ROMA (ITALPRESS) – Le imprese agricole accelerano il passo per recuperare il ritardo nel cammino verso la transizione digitale.
Il 23% delle aziende del settore sta adottando o intende adottare tecnologie 4.0 tra il 2022 e il 2024, contro il 4% del triennio 2017-2019 e il successivo balzo al 20% nel biennio dell’emergenza pandemica. Ma per un’azienda del settore su quattro le risorse economiche insufficienti sono il principale freno ad investire nella digitalizzazione. Anche per queste imprese il Pnrr potrebbe essere un’opportunità da cogliere, tuttavia il 69% delle aziende del settore dichiara di non volere o di non potere accedere a queste risorse. Mentre solo il 16% si è già attivato e un altro 15% ha in programma di farlo. E’ quanto emerge da un’indagine del Centro Studi Tagliacarne su un campione di 800 imprese agricole con almeno 2 addetti secondo cui un’impresa agricola su due conta di superare i livelli pre-Covid entro il 2024.
“L’agricoltura si sta dimostrando sempre più ricettiva nell’adozione delle nuove tecnologie abilitanti con l’obiettivo di competere al meglio sul mercato”, evidenzia il presidente di Unioncamere, Andrea Prete, che aggiunge: “Le imprese agricole sono più propense delle altre realtà imprenditoriali a investire in capitale umano per migliorarne le competenze e per favorire la partecipazione dei dipendenti allo sviluppo dei progetti di innovazione, in una logica di condivisione.

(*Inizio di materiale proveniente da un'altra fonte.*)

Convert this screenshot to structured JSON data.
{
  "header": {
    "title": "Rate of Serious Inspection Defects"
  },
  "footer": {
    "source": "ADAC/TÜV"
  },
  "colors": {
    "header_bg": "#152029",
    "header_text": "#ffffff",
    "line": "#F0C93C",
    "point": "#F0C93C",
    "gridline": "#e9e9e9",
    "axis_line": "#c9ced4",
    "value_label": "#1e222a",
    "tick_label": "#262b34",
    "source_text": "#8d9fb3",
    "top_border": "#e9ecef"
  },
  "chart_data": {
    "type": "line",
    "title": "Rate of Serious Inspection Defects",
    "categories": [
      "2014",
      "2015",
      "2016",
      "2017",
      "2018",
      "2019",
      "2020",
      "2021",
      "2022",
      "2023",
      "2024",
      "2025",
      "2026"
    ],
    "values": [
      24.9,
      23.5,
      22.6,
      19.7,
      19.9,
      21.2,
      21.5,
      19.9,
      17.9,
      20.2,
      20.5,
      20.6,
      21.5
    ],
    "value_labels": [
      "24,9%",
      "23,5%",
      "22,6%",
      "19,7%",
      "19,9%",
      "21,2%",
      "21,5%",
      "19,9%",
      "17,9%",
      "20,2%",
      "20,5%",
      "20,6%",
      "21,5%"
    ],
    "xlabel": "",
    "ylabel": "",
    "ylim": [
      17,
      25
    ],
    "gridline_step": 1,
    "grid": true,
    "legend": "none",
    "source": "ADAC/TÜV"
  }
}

Tuttavia, per dare un ulteriore slancio al processo di cambiamento in corso è necessario sviluppare policy mirate che favoriscano la modernizzazione dell’intera filiera che resta strategica per la nostra economia”.
Più nel dettaglio la scarsità delle risorse finanziarie è un ostacolo agli investimenti in tecnologie abilitanti avvertito particolarmente dalle imprese femminili del settore (49% contro il 25% delle aziende agricole complessive). Ma a creare maggiori difficoltà ad investire nella transizione digitale sono anche i costi troppo elevati delle tecnologie (23%) e la scarsa informazione sull’iter per investire in tecnologie digitali (21%).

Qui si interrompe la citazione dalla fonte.